Qui sait si ce n’est pas pour ces raisons cachees que l’on est oblige de s’avouer que la plupart des grands poemes de l’humanite ne sont pas sceniques? Lear, Hamlet, Othello, Macbeth, Antoine et Cleopatre, ne peuvent etre representes, et il est dangereux de les voir sur la scene. Quelque chose d’Hamlet est mort pour nous du jour ou nous l’avons vu mourir sous nos yeux. Le spectre d’un acteur l’a detrone, et nous ne pouvons plus ecarter l’usurpateur de nos reves. Ouvrez les portes, ouvrez le livre, le prince anterieur ne revient plus. Il a perdu la faculte de vivre selon la beaute la plus secrete de notre ame. Parfois son ombre passe encore en tremblant sur le seuil, mais desormais il n’ose plus, il ne peut plus entrer; et bien des voix sont mortes qui l’acclamaient en nous.

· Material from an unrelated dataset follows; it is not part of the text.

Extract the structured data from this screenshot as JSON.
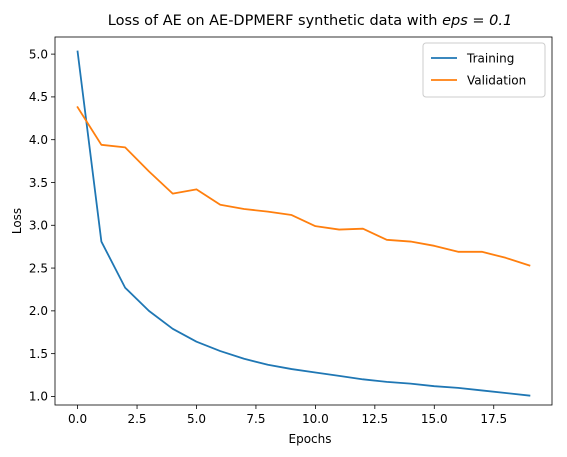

Je me souviens de cette mort de l’Hamlet de mes reves. Un soir j’ouvris la porte a l’usurpateur du poeme. L’acteur etait illustre. Il entra. Un seul de ses regards me montra qu’il n’etait pas Hamlet. Il ne le fut pas un seul instant pour moi. Je le vis s’agiter durant trois heures dans le mensonge. Je voyais clairement qu’il avait ses propres destinees; et celles qu’il voulait representer m’etaient indiciblement indifferentes a cote des siennes. Je voyais sa sante et ses habitudes, ses passions et ses tristesses, ses pensees et ses oeuvres, et il essayait vainement de m’interesser a une vie qui n’etait pas la sienne et que sa seule presence avait rendue factice. Depuis je le revois lorsque j’ouvre le livre et Elsinore n’est plus le palais d’autrefois....
“La verite,” dit quelque part Charles Lamb, “la verite est que les caracteres de Shakespeare sont tellement des objets de meditation plutot que d’interet ou de curiosite relativement a leurs actes, que, tandis que nous lisons l’un de ses grands caracteres criminels,—Macbeth, Richard, Iago meme,—nous ne songeons pas tant aux crimes qu’ils commettent, qu’a l’ambition, a l’esprit d’aspiration, a l’activite intellectuelle qui les poussent a franchir ces barrieres morales. Les actions nous affectent si peu, que, tandis que les impulsions, l’esprit interieur en toute sa perverse grandeur, paraissent seuls reels et appellent seuls l’attention, le crime n’est comparativement rien. Mais lorsque nous voyons representer ces choses, les actes sont comparativement tout, et les mobiles ne sont plus rien. L’emotion sublime ou nous sommes entraines par ces images de nuit et d’horreur qu’exprime Macbeth; ce solennel prelude ou il s’oublie jusqu’a ce que l’horloge sonne l’heure qui doit l’appeler au meurtre de Duncan; lorsque nous ne lisons plus cela dans un livre, lorsque nous avons abandonne ce poste avantageux de l’abstraction d’ou la lecture domine la vision, et lorsque nous voyons sous nos yeux, un homme en sa forme corporelle se preparer actuellement au meurtre; si le jeu de l’acteur est vrai et puissant, la penible anxiete au sujet de l’acte, le naturel desir de le prevenir tout qu’il ne semble pas accompli, la trop puissante apparence de realite, provoquent un malaise et une inquietude qui detruisent totalement le plaisir que les mots apportent dans le livre, ou l’acte ne nous oppresse jamais de la penible sensation de sa presence, et semble plutot appartenir a l’histoire; a quelque chose de passe et d’inevitable.”